The biggest achievement of the
new cognitive-military complex is that direct and obvious oppression is no
longer necessary: individuals are much better controlled and “nudged” in the
desired direction when they continue to experience themselves as free and
autonomous agents of their own life.
This is another key lesson of
Wikileaks: our unfreedom is most dangerous when it is experienced as the very
medium of our freedom – what can be more free that the incessant flow of
communications which allows every individual to popularise their opinions and
form virtual communities of their own free will?
In our societies,
permissiveness and free choice are elevated into a supreme value, and so social
control and domination can no longer appear to infringe on a subject’s freedom.
It has to appear as (and be sustained by) the very self-experience of
individuals as free. What can be more free than our unconstrained surfing on
the web? This is how “fascism
which smells like democracy” really operates today.
This is why it is absolutely
imperative to keep the digital network out of the control of private capital
and state power, and render it totally accessible to public
debate.

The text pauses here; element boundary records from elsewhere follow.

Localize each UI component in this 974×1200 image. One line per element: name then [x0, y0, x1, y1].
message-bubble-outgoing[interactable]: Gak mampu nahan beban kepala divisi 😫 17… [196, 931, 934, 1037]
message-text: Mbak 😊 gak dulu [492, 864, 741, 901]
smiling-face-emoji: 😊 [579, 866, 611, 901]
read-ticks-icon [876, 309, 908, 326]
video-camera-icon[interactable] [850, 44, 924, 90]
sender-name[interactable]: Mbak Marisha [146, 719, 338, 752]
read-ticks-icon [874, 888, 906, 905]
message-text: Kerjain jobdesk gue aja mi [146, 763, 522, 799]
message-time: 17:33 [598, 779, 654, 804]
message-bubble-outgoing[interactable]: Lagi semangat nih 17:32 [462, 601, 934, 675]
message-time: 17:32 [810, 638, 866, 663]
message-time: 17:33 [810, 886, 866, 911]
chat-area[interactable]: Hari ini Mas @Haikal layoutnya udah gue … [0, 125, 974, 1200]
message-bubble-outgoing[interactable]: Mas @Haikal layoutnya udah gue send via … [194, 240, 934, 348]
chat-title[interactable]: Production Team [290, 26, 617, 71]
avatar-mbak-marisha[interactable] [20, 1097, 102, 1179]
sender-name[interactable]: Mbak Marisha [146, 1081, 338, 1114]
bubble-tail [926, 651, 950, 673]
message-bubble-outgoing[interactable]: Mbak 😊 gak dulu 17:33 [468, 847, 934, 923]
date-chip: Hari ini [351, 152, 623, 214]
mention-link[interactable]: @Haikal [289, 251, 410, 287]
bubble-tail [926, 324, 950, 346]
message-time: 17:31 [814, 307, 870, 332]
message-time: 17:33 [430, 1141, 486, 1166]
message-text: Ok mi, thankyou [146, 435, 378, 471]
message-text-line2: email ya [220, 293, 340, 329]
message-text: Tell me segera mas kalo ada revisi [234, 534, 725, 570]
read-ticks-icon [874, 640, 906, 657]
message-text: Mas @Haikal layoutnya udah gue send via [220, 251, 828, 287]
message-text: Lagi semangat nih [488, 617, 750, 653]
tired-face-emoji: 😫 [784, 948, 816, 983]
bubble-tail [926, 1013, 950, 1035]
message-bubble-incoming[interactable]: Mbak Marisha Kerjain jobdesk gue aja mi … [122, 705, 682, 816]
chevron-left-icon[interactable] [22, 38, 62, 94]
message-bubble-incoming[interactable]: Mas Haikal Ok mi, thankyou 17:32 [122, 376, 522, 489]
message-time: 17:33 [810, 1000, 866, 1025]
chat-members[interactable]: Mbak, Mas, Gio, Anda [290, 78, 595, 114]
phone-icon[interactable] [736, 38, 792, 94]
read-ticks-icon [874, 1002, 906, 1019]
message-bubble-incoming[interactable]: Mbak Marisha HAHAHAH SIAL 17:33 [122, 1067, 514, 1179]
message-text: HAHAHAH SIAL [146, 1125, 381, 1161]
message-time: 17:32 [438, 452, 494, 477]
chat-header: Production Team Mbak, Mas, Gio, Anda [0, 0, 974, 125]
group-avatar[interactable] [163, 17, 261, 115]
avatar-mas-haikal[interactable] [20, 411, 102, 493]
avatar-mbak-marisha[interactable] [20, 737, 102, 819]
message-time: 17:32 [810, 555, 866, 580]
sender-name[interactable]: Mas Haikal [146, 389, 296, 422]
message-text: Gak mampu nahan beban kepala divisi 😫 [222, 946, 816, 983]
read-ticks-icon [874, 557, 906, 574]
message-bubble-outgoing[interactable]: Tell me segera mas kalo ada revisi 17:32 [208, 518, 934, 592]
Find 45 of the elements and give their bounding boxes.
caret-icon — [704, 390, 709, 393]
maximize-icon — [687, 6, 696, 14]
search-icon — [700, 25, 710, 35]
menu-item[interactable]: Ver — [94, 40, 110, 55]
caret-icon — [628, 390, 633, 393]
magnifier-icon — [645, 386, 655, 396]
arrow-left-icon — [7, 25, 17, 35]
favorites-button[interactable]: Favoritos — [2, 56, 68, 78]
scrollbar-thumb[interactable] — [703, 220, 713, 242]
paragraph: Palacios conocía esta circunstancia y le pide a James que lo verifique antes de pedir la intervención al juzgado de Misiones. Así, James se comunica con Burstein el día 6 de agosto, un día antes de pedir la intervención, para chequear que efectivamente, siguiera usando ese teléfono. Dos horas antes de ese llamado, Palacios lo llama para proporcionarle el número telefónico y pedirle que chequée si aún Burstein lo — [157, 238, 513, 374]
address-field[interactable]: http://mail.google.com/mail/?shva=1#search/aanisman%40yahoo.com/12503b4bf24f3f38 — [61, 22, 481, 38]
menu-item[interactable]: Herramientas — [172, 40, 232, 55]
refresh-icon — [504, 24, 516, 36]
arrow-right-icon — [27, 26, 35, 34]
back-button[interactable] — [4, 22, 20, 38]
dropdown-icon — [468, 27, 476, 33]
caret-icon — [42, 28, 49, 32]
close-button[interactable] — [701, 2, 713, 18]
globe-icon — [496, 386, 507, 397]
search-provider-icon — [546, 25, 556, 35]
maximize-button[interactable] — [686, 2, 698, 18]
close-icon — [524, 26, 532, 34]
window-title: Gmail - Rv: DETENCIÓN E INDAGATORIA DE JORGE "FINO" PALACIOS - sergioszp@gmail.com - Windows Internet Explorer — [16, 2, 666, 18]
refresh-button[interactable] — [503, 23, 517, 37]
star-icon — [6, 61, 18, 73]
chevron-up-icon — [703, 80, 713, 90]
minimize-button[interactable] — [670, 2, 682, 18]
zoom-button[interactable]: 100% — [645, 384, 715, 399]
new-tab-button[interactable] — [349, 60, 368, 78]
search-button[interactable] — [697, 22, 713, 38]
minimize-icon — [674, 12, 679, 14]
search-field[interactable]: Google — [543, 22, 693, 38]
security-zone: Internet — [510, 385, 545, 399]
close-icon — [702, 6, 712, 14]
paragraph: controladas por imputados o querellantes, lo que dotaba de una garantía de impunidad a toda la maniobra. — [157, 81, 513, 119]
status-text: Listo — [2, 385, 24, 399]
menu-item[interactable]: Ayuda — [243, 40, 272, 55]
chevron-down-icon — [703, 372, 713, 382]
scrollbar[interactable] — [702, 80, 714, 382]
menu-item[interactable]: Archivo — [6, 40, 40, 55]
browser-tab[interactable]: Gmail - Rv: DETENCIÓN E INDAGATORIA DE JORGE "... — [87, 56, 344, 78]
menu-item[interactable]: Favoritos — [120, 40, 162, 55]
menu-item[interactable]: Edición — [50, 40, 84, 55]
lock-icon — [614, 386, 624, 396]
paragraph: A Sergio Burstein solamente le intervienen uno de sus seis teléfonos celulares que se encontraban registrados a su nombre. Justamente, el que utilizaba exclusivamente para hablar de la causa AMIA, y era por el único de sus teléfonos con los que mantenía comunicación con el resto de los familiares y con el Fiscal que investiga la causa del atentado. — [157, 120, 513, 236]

Assange was right in his strangely ignored book When Google
Met WikiLeaks (New York: OR Books 2014): to understand how our lives are
regulated today, and how this regulation is experienced as our freedom, we have
to focus on the shadowy relation between private corporations which control our
commons and secret state agencies.
Now we can see why Assange has
to be silenced: after the Cambridge Analytica scandal exploded, all the efforts
of those in power has gone into reducing it to a particular “misuse” by some
private corporations and political parties – but where is the state itself, the
half-invisible apparatuses of the so-called “deep state”?

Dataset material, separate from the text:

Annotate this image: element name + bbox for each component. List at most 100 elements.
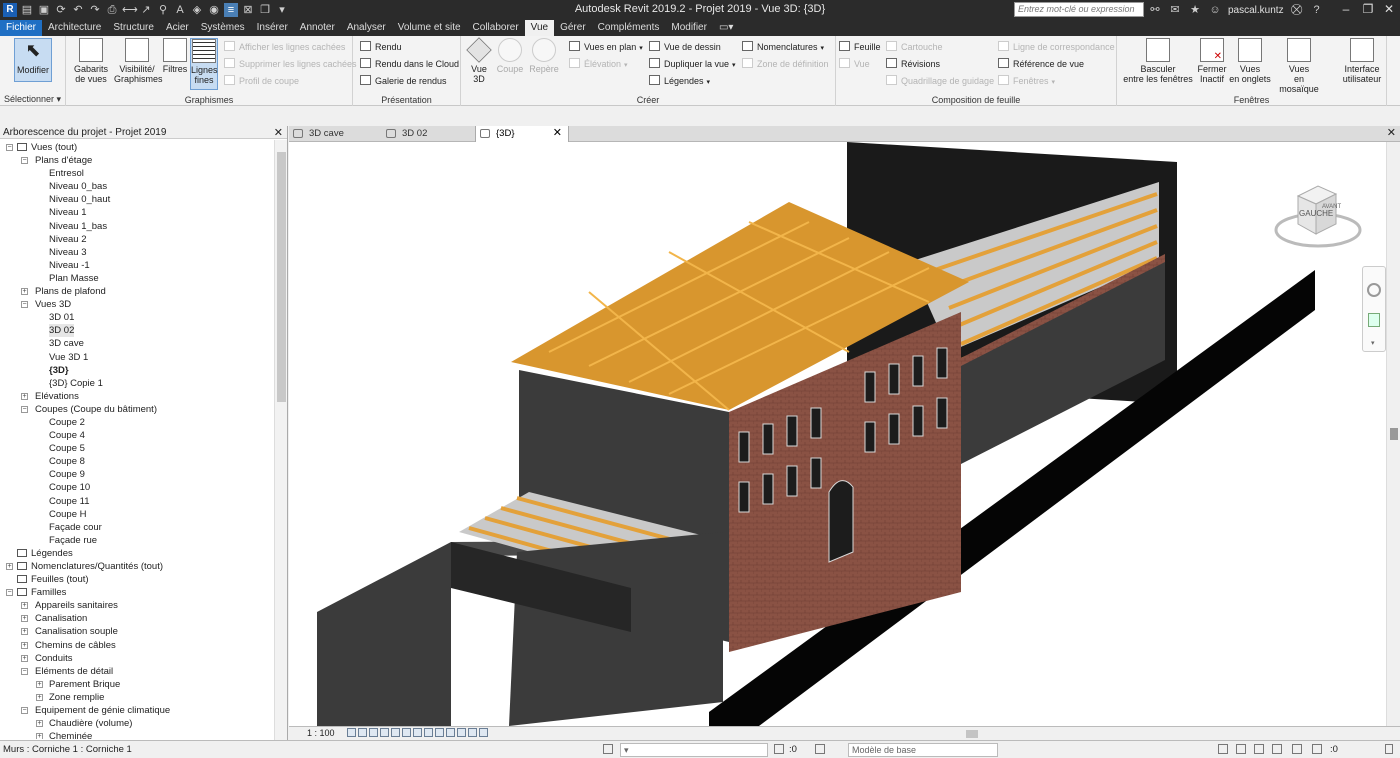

Assange characterised himself
as the spy of and for the people: he is not spying on the people for those in
power, he is spying on those in power for the people. This is why his only
assistance will have to come from us, the people. Only our pressure and
mobilisation can alleviate his predicament. One often reads how the Soviet
secret service not only punished its traitors (even if it took decades to do
it), but also fought doggedly to free them when they were caught by the enemy.
Assange has no state behind him, just us – so let us do Soviet secret service
was doing, let’s fight for him no matter how long it will take!
Wikileaks is just the
beginning, and our motto should be a Maoist one: Let a hundred Wikileaks
blossom. The panic and fury with which those in power –those who control
our digital commons – reacted to Assange, is proof that such activity
hits a nerve.
There will be many blows below
the belt in this fight – our side will be accused of playing into the enemy’s
hands (like the campaign against Assange for being in the service of Putin),
but we should get used to it and learn to strike back with interest, ruthlessly
playing one side against each other in order to bring them all down.